Landlord insurance - professional rates - discounted
Hilarious reading for landlords with the time. Firstly they think that it's only going to cost £40 million a year to run. With this governments record on implementing IT based solutions. Anybody remember the way the costs of the NHS record system and the national identity card scheme have rocketed upwards know that it will never be done for this.
Then they factor in a benefit of £45m a year for free resources to landlords. What they mean is the carrot of a free tenancy agreement. Well landlords can already get free tenancy agreements off the web from sites like Property Hawk, so where is the added benefit? Only in politicians & their civil servant warped logic can it be seen as a benefit where it already exists.
Finally they reckon that a total of £67 million will accrue because of improved compliance and reduced disputes. Fantastic assertion given they are proposing to introduce a system that will engender disputes:
1. disputes with landlords who refuse to register.
2. disputes over whether a landlord needs to register
3. disputes over whether landlords have paid the registration fee
4. appeals by landlords who don't think they need to be on the register but the authorities say they should
5. disputes by tenants who want a landlord removed from register but landlord maintains they have done nothing wrong.

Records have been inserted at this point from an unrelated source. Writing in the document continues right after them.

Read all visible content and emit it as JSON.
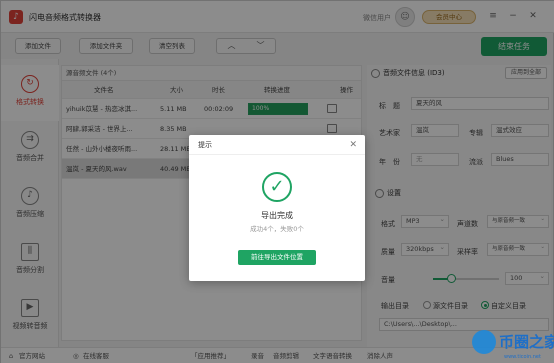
{
  "app": {
    "title": "闪电音频格式转换器",
    "user": "微信用户",
    "vip": "会员中心"
  },
  "toolbar": {
    "add_file": "添加文件",
    "add_folder": "添加文件夹",
    "clear_list": "清空列表",
    "end_task": "结束任务"
  },
  "sidebar": {
    "items": [
      {
        "label": "格式转换",
        "icon": "refresh-icon"
      },
      {
        "label": "音频合并",
        "icon": "merge-icon"
      },
      {
        "label": "音频压缩",
        "icon": "compress-icon"
      },
      {
        "label": "音频分割",
        "icon": "split-icon"
      },
      {
        "label": "视频转音频",
        "icon": "video-icon"
      }
    ]
  },
  "list": {
    "title": "源音频文件 (4个)",
    "columns": [
      "文件名",
      "大小",
      "时长",
      "转换进度",
      "操作"
    ],
    "rows": [
      {
        "name": "yihuik苡慧 - 热恋冰淇...",
        "size": "5.11 MB",
        "duration": "00:02:09",
        "progress": "100%"
      },
      {
        "name": "阿肆,郭采洁 - 世界上...",
        "size": "8.35 MB",
        "duration": "",
        "progress": ""
      },
      {
        "name": "任然 - 山外小楼夜听雨...",
        "size": "28.11 MB",
        "duration": "",
        "progress": ""
      },
      {
        "name": "温岚 - 夏天的风.wav",
        "size": "40.49 MB",
        "duration": "",
        "progress": ""
      }
    ]
  },
  "meta": {
    "section": "音频文件信息 (ID3)",
    "apply_all": "应用到全部",
    "title_label": "标　题",
    "title_value": "夏天的风",
    "artist_label": "艺术家",
    "artist_value": "温岚",
    "album_label": "专辑",
    "album_value": "温式效应",
    "year_label": "年　份",
    "year_value": "无",
    "genre_label": "流派",
    "genre_value": "Blues"
  },
  "settings": {
    "section": "设置",
    "format_label": "格式",
    "format_value": "MP3",
    "channels_label": "声道数",
    "channels_value": "与原音频一致",
    "quality_label": "质量",
    "quality_value": "320kbps",
    "samplerate_label": "采样率",
    "samplerate_value": "与原音频一致",
    "volume_label": "音量",
    "volume_value": "100",
    "volume_level": 0.27,
    "output_label": "输出目录",
    "output_source": "源文件目录",
    "output_custom": "自定义目录",
    "output_path": "C:\\Users\\...\\Desktop\\..."
  },
  "dialog": {
    "title": "提示",
    "heading": "导出完成",
    "sub": "成功4个，失败0个",
    "button": "前往导出文件位置"
  },
  "footer": {
    "items": [
      "官方网站",
      "在线客服",
      "「应用推荐」",
      "录音",
      "音频剪辑",
      "文字语音转换",
      "消除人声"
    ]
  },
  "watermark": {
    "text": "币圈之家",
    "url": "www.ticoin.net"
  },
  "colors": {
    "accent": "#1fa463",
    "brand": "#e0433a"
  }
}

6. disputes by landlords who say they have registered by authorities have no record
7. disputes by landlords who feel they have been unfairly treated by authorities by being taken off the register
And on and on...
I can just see the lawyers licking their lips at the prospect of this so called 'reduction in disputes'.
All I can say is the politicians responsibe live on a different planet to the one I live on. The figures don't add up and here's a plea to the Mother Ship. Please please beam up New Labour before they do any more damage to this poor country.
1 comment:
I agree completely with your views here. This is just another one of Labour's ill-thought schemes that's going to spiral massively over budget and by the eventual time it is ever established will cause more headaches for both landlords and tenants alike.

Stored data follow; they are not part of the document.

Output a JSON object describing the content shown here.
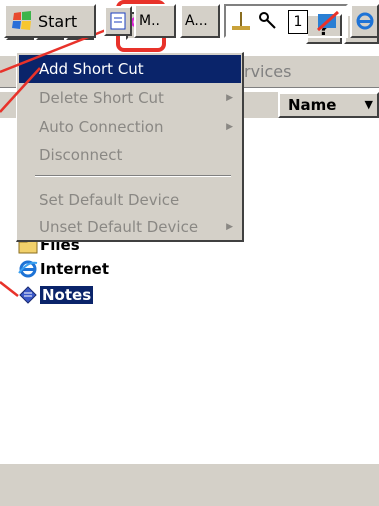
{
  "toolbar": {
    "help_label": "?",
    "close_label": "×"
  },
  "window": {
    "tab_services": "rvices",
    "column_name": "Name",
    "column_arrow": "▼"
  },
  "list": {
    "items": [
      {
        "label": "Files",
        "icon": "folder-icon"
      },
      {
        "label": "Internet",
        "icon": "internet-explorer-icon"
      },
      {
        "label": "Notes",
        "icon": "notes-icon"
      }
    ]
  },
  "menu": {
    "items": [
      {
        "label": "Add Short Cut",
        "state": "active",
        "submenu": false
      },
      {
        "label": "Delete Short Cut",
        "state": "disabled",
        "submenu": true
      },
      {
        "label": "Auto Connection",
        "state": "disabled",
        "submenu": true
      },
      {
        "label": "Disconnect",
        "state": "disabled",
        "submenu": false
      },
      {
        "label": "Set Default Device",
        "state": "disabled",
        "submenu": false
      },
      {
        "label": "Unset Default Device",
        "state": "disabled",
        "submenu": true
      }
    ],
    "submenu_arrow": "▶"
  },
  "taskbar": {
    "start_label": "Start",
    "task_m": "M..",
    "task_a": "A...",
    "tray_number": "1"
  },
  "colors": {
    "highlight": "#0a246a",
    "callout": "#e8322a",
    "chrome": "#d4d0c8"
  }
}
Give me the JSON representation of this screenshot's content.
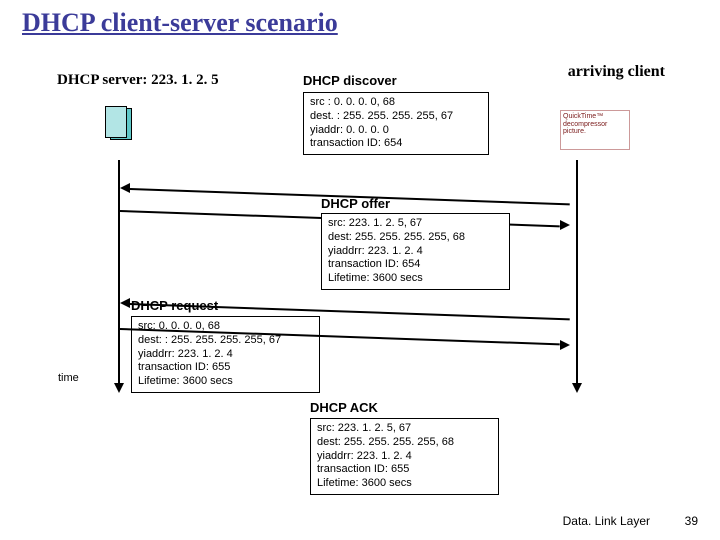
{
  "title": "DHCP client-server scenario",
  "server_label": "DHCP server: 223. 1. 2. 5",
  "arriving_client": "arriving\nclient",
  "client_icon_alt": "QuickTime™ decompressor picture.",
  "time_label": "time",
  "footer": "Data. Link Layer",
  "page": "39",
  "messages": {
    "discover": {
      "title": "DHCP discover",
      "body": "src : 0. 0. 0. 0, 68\ndest. : 255. 255. 255. 255, 67\nyiaddr:    0. 0. 0. 0\ntransaction ID: 654"
    },
    "offer": {
      "title": "DHCP offer",
      "body": "src: 223. 1. 2. 5, 67\ndest:  255. 255. 255. 255, 68\nyiaddrr: 223. 1. 2. 4\ntransaction ID: 654\nLifetime: 3600 secs"
    },
    "request": {
      "title": "DHCP request",
      "body": "src:  0. 0. 0. 0, 68\ndest: :  255. 255. 255. 255, 67\nyiaddrr: 223. 1. 2. 4\ntransaction ID: 655\nLifetime: 3600 secs"
    },
    "ack": {
      "title": "DHCP ACK",
      "body": "src: 223. 1. 2. 5, 67\ndest:  255. 255. 255. 255, 68\nyiaddrr: 223. 1. 2. 4\ntransaction ID: 655\nLifetime: 3600 secs"
    }
  }
}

I personally think that the decision to register landlords should be left to local authorities based upon the letting environment of the towns and cities for which they're responsible and in consultation with local landlords themselves.
The register itself would only require a landlord's full name, their address at which to serve legal notices and the addresses of properties they let. The authority could then mail a short registration form out every year to the landlord to confirm their details are still up to date. From personal experience as a tenant in my student days (pre- deposit protection scheme legislation), having been the victim of a crooked landlord, I know how useful it would have been to have this information. Now, as an honest and hard-working landlord myself, I have no objection to any of my tenants having access to that information (which they do already anyway as it's stated in their tenancy agreement.) Documentary proof (bills, parking permit, etc.) of their occupation at an address in the last 6 years would be required from anyone wishing to obtain their landlord/former landlord's information so as to protect it getting into just anyone's hands.